As specified in subject, I am referring to reduction codes given in the whitepaper on Reductions in NVIDIA’s CUDA SDK Example Set.

The first version on reduction at shared memory using Interleaved addressing, works well if number of elements are all contained in one block but fails if there are more than one block.

To illustrate and make it clear:

I took a vector containing 4 elements <0…4> and blockSize =4 => numBlocks = 1 => Worked fine …expected result is 10.

When I take vector of length 5 and blockSize as 8 it still works fine.
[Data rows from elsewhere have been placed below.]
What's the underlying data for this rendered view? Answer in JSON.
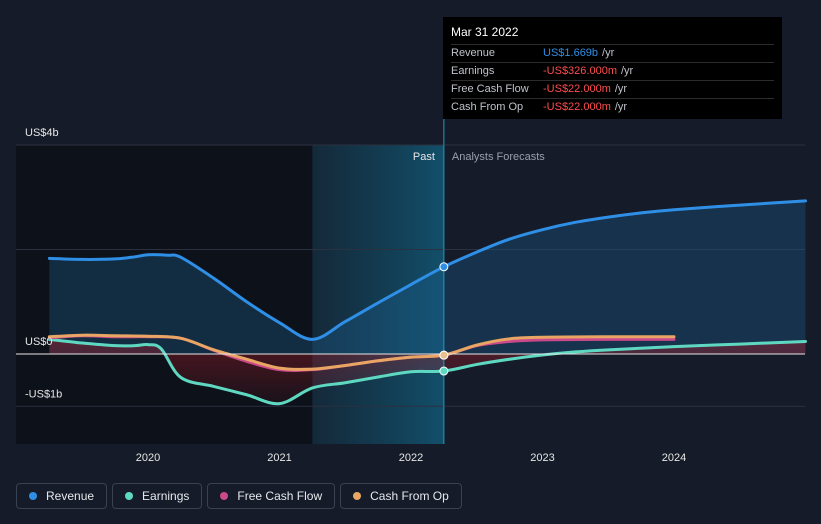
{
  "chart_data": {
    "type": "line",
    "x_labels": [
      "2020",
      "2021",
      "2022",
      "2023",
      "2024"
    ],
    "y_labels": [
      "US$4b",
      "US$0",
      "-US$1b"
    ],
    "y_label_values": [
      4,
      0,
      -1
    ],
    "ylim": [
      -1,
      4
    ],
    "regions": {
      "past_label": "Past",
      "forecast_label": "Analysts Forecasts",
      "divider_x": 2022.25
    },
    "series": [
      {
        "name": "Revenue",
        "color": "#2f8fe6",
        "fill": true,
        "points": [
          [
            2019.25,
            1.83
          ],
          [
            2019.5,
            1.81
          ],
          [
            2019.75,
            1.82
          ],
          [
            2019.9,
            1.86
          ],
          [
            2020.0,
            1.9
          ],
          [
            2020.15,
            1.89
          ],
          [
            2020.25,
            1.85
          ],
          [
            2020.5,
            1.45
          ],
          [
            2020.75,
            1.0
          ],
          [
            2021.0,
            0.6
          ],
          [
            2021.25,
            0.28
          ],
          [
            2021.5,
            0.62
          ],
          [
            2021.75,
            0.98
          ],
          [
            2022.0,
            1.33
          ],
          [
            2022.25,
            1.669
          ],
          [
            2022.5,
            1.95
          ],
          [
            2022.75,
            2.2
          ],
          [
            2023.0,
            2.38
          ],
          [
            2023.25,
            2.52
          ],
          [
            2023.5,
            2.62
          ],
          [
            2023.75,
            2.7
          ],
          [
            2024.0,
            2.76
          ],
          [
            2024.5,
            2.85
          ],
          [
            2025.0,
            2.93
          ]
        ]
      },
      {
        "name": "Earnings",
        "color": "#5fd8c2",
        "fill": false,
        "points": [
          [
            2019.25,
            0.28
          ],
          [
            2019.5,
            0.21
          ],
          [
            2019.75,
            0.16
          ],
          [
            2019.9,
            0.16
          ],
          [
            2020.0,
            0.18
          ],
          [
            2020.1,
            0.1
          ],
          [
            2020.25,
            -0.45
          ],
          [
            2020.5,
            -0.62
          ],
          [
            2020.75,
            -0.78
          ],
          [
            2021.0,
            -0.95
          ],
          [
            2021.25,
            -0.65
          ],
          [
            2021.5,
            -0.55
          ],
          [
            2021.75,
            -0.44
          ],
          [
            2022.0,
            -0.34
          ],
          [
            2022.25,
            -0.326
          ],
          [
            2022.5,
            -0.2
          ],
          [
            2022.75,
            -0.1
          ],
          [
            2023.0,
            -0.02
          ],
          [
            2023.25,
            0.04
          ],
          [
            2023.5,
            0.08
          ],
          [
            2024.0,
            0.14
          ],
          [
            2024.5,
            0.19
          ],
          [
            2025.0,
            0.24
          ]
        ]
      },
      {
        "name": "Free Cash Flow",
        "color": "#c9498a",
        "fill": false,
        "points": [
          [
            2019.25,
            0.31
          ],
          [
            2019.5,
            0.35
          ],
          [
            2019.75,
            0.33
          ],
          [
            2020.0,
            0.33
          ],
          [
            2020.25,
            0.3
          ],
          [
            2020.5,
            0.07
          ],
          [
            2020.75,
            -0.14
          ],
          [
            2021.0,
            -0.3
          ],
          [
            2021.25,
            -0.3
          ],
          [
            2021.5,
            -0.22
          ],
          [
            2021.75,
            -0.13
          ],
          [
            2022.0,
            -0.06
          ],
          [
            2022.25,
            -0.022
          ],
          [
            2022.5,
            0.16
          ],
          [
            2022.75,
            0.24
          ],
          [
            2023.0,
            0.27
          ],
          [
            2023.5,
            0.28
          ],
          [
            2024.0,
            0.28
          ]
        ]
      },
      {
        "name": "Cash From Op",
        "color": "#e8a564",
        "fill": false,
        "points": [
          [
            2019.25,
            0.33
          ],
          [
            2019.5,
            0.36
          ],
          [
            2019.75,
            0.35
          ],
          [
            2020.0,
            0.34
          ],
          [
            2020.25,
            0.3
          ],
          [
            2020.5,
            0.08
          ],
          [
            2020.75,
            -0.1
          ],
          [
            2021.0,
            -0.27
          ],
          [
            2021.25,
            -0.29
          ],
          [
            2021.5,
            -0.22
          ],
          [
            2021.75,
            -0.13
          ],
          [
            2022.0,
            -0.06
          ],
          [
            2022.25,
            -0.022
          ],
          [
            2022.5,
            0.17
          ],
          [
            2022.75,
            0.29
          ],
          [
            2023.0,
            0.32
          ],
          [
            2023.5,
            0.33
          ],
          [
            2024.0,
            0.33
          ]
        ]
      }
    ],
    "marker_x": 2022.25,
    "grid": true
  },
  "tooltip": {
    "date": "Mar 31 2022",
    "rows": [
      {
        "label": "Revenue",
        "value": "US$1.669b",
        "unit": "/yr",
        "color": "#2f8fe6"
      },
      {
        "label": "Earnings",
        "value": "-US$326.000m",
        "unit": "/yr",
        "color": "#ff4d4d"
      },
      {
        "label": "Free Cash Flow",
        "value": "-US$22.000m",
        "unit": "/yr",
        "color": "#ff4d4d"
      },
      {
        "label": "Cash From Op",
        "value": "-US$22.000m",
        "unit": "/yr",
        "color": "#ff4d4d"
      }
    ]
  },
  "legend": [
    {
      "label": "Revenue",
      "color": "#2f8fe6"
    },
    {
      "label": "Earnings",
      "color": "#5fd8c2"
    },
    {
      "label": "Free Cash Flow",
      "color": "#c9498a"
    },
    {
      "label": "Cash From Op",
      "color": "#e8a564"
    }
  ]
}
But when I take vector size as 9 or 10 then kernel gives me result <28,17> as the final result => Intermediate result.There is still another step required

to complete the sum as 28+17.

```
__global__ void reduce0(float *g_idata, float *g_odata, unsigned int n)
{
extern __shared__ float sdata[];
// each thread loads one element from global to shared mem
unsigned int tid = threadIdx.x;
unsigned int i = blockIdx.x*blockDim.x + threadIdx.x;
sdata[tid] = g_idata[i];
__syncthreads();
// do reduction in shared mem
for(unsigned int s=1; s < blockDim.x; s *= 2)
{
if (tid % (2*s) == 0)
{
sdata[tid] += sdata[tid + s];
}
__syncthreads();
}
// write result for this block to global mem
if (tid == 0) g_odata[blockIdx.x] = sdata[0];
}
```

and in my main function I am calling it as :–

```
void main()
{
...
while(nBlocks > 0)
{
reduce0<<<nBlocks, blockSize>>>(a_d,result,N); //call function
N /= 2;
nBlocks /= 2; //num of blocks reduced by half.
}
..
}
```

Being new to CUDA, I know there must be some trivial error that I may be making. Please help me correct.Thanks.